またいつものように鹿が戻ってくる。鹿に市町村や県の境界などないですから。
あるエリアにいなくなれば、他から移ってくるだけ。

個体数調整などという大それたことを人間がしようとしますが、神じゃないんだからそんなことは無理です。
鹿に関しては(勝手な言い分だが)増えすぎたので数を減らしたいらしいが、ついこのあいだまで保護という名目で雌鹿の捕獲を禁止していたのだから笑ってしまう。
その時点でタイミングを逸してしまった。
もし本当に数を減らしたいのなら、日本中で一斉に捕獲を強化して鹿の生息数に相応の圧力をかけない限り無理だと思う。

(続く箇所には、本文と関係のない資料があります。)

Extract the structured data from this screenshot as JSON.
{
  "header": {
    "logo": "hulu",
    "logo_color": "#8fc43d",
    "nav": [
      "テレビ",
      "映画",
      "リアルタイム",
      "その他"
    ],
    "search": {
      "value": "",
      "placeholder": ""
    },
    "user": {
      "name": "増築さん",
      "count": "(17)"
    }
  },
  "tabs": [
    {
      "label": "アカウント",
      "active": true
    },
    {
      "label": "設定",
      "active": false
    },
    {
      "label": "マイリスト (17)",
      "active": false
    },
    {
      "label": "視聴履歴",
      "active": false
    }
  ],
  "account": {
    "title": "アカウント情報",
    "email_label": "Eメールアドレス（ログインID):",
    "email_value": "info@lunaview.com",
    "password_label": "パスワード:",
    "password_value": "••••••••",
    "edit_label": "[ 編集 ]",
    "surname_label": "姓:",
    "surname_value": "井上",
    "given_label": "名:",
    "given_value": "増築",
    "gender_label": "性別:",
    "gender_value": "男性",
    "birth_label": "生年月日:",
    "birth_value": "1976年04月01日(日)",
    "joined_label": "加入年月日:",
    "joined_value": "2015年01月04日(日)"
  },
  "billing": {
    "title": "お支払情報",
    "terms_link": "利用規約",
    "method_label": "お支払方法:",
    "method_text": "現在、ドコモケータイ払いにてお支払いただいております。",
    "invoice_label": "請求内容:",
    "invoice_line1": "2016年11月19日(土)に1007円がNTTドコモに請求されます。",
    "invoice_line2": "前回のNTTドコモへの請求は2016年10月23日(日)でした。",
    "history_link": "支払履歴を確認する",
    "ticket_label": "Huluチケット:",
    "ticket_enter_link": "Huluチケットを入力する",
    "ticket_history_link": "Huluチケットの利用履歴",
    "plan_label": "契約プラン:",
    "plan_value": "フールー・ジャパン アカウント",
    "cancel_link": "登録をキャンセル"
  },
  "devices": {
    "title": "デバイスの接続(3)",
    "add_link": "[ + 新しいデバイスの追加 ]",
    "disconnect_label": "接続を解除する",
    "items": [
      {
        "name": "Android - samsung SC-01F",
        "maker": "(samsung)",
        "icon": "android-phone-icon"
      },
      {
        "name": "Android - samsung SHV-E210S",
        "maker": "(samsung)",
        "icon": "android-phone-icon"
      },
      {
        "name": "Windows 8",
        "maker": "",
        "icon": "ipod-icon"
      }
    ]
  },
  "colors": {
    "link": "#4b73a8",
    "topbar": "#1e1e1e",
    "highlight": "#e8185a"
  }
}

が、そんなことは現実問題として不可能だし、第一やるべきじゃない。
よって、鹿は今後も微増していくと思われます。


余談ですが、都内などに鹿がたった一頭出没しただけで話題になることがあります。
捕獲された鹿に対して、かわいそうだから殺さないでとか、どこかで保護してとか、毎回そんな声が殺到する。
気持ちはわからないでもないが、申し訳ないけどこれにも毎度笑ってしまう。
その裏で一日にいったい何頭の鹿が駆除されていると思ってるんだ?
あまりにも現実を知らなさすぎ。